Human vU1s are implicated in SMA. (A) qRT-PCR analysis of U1, vU1.8 and vU1.20 levels in healthy control (Ctl) and SMA patient's skin Fb, iPSCs and MNs. U1 levels are indicated on the Y-axis to the left of the graph and vU1 levels on the right Y-axis. Error bars represent SEM of 2 independent repeats (n = 4) (Two-way ANOVA analysis; **** = P > 0.0001 and one-way ANOVA analysis (vU1.8 and vU1.20 genes only); * = P < 0.05). (B) qRT-PCR analysis of U1, vU1.8 and vU1.20 levels in Ctl and Parkinson's patient skin Fb. iPSCs and DNs. U1 levels are indicated on the Y-axis to the left of the graph and vU1 levels on the right Y-axis. Error bars represent SEM of 2 independent repeats (n = 4) (Two-way ANOVA analysis; *** = P > 0.001, **** = P > 0.0001). (C) The levels of OCT4, TERT, NANOG, SMN (SMN-FL), CRABP1, FoxA2, TGF-β, CTNNBL1 and RRBP1 transcripts were measured in total RNAs extracted from SMA MNs and Parkinson's disease patient DNs.

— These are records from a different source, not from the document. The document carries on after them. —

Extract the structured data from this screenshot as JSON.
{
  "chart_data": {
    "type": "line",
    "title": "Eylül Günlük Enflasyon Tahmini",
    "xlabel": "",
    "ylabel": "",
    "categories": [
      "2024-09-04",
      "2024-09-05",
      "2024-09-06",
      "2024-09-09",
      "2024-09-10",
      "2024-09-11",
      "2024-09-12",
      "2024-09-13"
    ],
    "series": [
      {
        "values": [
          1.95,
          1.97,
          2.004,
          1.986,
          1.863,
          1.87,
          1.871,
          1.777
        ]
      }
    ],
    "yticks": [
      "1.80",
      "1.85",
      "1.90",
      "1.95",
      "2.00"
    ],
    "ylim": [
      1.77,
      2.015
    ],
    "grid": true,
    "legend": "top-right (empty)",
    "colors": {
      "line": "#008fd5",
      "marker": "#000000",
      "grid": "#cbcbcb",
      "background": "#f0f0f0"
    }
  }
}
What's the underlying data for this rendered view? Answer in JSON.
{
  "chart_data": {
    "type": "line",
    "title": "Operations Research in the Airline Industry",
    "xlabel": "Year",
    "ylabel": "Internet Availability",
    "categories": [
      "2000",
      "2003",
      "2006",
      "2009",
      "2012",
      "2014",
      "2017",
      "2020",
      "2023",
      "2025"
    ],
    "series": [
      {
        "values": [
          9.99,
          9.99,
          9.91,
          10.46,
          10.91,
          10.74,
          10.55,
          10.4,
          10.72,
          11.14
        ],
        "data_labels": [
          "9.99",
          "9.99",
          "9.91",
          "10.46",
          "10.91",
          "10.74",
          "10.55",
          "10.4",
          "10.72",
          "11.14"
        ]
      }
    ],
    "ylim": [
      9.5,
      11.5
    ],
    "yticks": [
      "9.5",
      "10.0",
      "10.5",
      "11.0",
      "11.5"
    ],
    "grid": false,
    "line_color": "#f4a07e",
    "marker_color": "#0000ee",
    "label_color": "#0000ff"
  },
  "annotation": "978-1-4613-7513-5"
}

The magnitude of change (Fold difference (log2)) in SMA MNs and Parkinson disease DNs, relative to healthy controls MNs and DNs, respectively, as determined by qRT-PCR analysis. Levels were normalized to 18s rRNA across the different cell types. Error bars represent standard error of the mean (SEM) of 2 independent repeats (n = 4). (D) The magnitude of change of ATF6 and CASP3 transcripts (Fold difference (log2)) in SMA MNs and Parkinson disease DNs, relative to corresponding healthy controls MNs and DNs, respectively, as determined by qRT-PCR analysis. Levels were normalized to 18s rRNA across the different cell types. Error bars represent SEM of 2 independent repeats (n = 4).